Allen County Public Library
The Allen County Public Library has been an important part of the social and cultural aspect of life for residents in Fort Wayne, Indiana and surrounding communities since 1895. The concept of a public library had its beginnings in 1850, when Allen County provided for a library in its budget. Although state law had authorized a tax levy for a public library in 1881, the Fort Wayne City Council refused to establish one until 1893, when the Woman’s Club League of Fort Wayne persuaded City Council to change its mind. The Fort Wayne Public Library opened in January 1895, in a room in the City Hall building on East Berry Street. The Fort Wayne Public Library served residences with 3606 volumes.[1]

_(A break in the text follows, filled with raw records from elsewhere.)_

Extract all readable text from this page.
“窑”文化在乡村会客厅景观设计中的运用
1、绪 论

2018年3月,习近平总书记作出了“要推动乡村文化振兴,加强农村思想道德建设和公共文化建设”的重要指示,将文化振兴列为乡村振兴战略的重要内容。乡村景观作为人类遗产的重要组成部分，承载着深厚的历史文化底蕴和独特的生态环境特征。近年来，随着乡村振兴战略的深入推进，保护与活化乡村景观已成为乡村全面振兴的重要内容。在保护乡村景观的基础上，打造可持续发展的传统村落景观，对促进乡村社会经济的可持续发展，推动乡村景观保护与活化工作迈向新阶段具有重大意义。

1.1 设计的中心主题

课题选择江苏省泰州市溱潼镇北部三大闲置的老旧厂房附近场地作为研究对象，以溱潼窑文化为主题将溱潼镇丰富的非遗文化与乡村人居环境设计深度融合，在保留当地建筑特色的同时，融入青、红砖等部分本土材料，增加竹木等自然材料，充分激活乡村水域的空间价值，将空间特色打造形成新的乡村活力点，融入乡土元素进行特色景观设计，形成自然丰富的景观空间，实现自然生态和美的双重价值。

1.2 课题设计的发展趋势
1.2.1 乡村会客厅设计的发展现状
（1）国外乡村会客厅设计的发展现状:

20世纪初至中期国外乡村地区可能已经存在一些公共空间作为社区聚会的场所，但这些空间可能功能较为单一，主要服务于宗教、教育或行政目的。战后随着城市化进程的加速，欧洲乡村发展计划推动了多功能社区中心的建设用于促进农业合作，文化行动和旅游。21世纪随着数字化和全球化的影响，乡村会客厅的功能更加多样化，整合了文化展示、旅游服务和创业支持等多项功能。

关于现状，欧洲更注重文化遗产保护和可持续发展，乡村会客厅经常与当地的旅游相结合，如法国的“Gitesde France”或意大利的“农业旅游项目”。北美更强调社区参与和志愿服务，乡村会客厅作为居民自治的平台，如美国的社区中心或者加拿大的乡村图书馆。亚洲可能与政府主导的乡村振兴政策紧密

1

In 1904, with a grant from the Andrew Carnegie Foundation, the first permanent public library building was constructed at Webster and Wayne Streets. During construction of the Carnegie library, the collection was moved into the Elektron Building across the street from City Hall. The Carnegie building remained the library’s home until 1968, when it was demolished. The present building was constructed on the same site and the northwest wing was added in 1981. In 2004, the library embarked on a renovation and expansion of its main branch in downtown Fort Wayne. The project was so extensive, the library moved out of the building and relocated to the old Lincoln Museum building on Wayne Street. The library expansion project was completed in 2007
The Allen County Public Library holds the largest genealogical collection in the United States and was the first public library to obtain all the available Federal census records. The origins of this extraordinary genealogical collection can be traced to the Great Depression, when library director Rex Potter and his young friend and disciple, Fred Reynolds, went on the road searching for inexpensive books to fill the library’s shelves. Without much money to buy expensive new books, they found many local and family histories, directories, and other records.
When Fred Reynolds became the director of the library in 1960, he focused the collection specifically on genealogy, with a special room set aside in the old Carnegie building. Reynolds made arrangements with the famous Newberry Library in Chicago (then the largest genealogical collection in the country) to preserve Newberry’s precious and rapidly deteriorating books and records through a massive photocopying effort at the Allen County Library. Originals and a cop were sent back to Newberry, but a copy also stayed in Fort Wayne. As many as 37,000 volumes of very rare reference works were acquired by the library in this way, and these became the foundation of the great genealogical collection.[2]
Today, the Genealogy Center has an extensive collection of 350,000 printed volumes and more than 513,000 items of microfilm and microfiche. The collection is continually growing by active library purchases and through donations from generous genealogists and historians.[3]
[1] Allen County Public Library, About, http://www.acpl.lib.in.us/home/about
[2] The Bicentennial Heritage Trail Committee, On the Heritage Trail: A Walking Guidebook to the Fort Wayne Heritage Trail (Fort Wayne: ARCH, Inc., 1994): 176-178.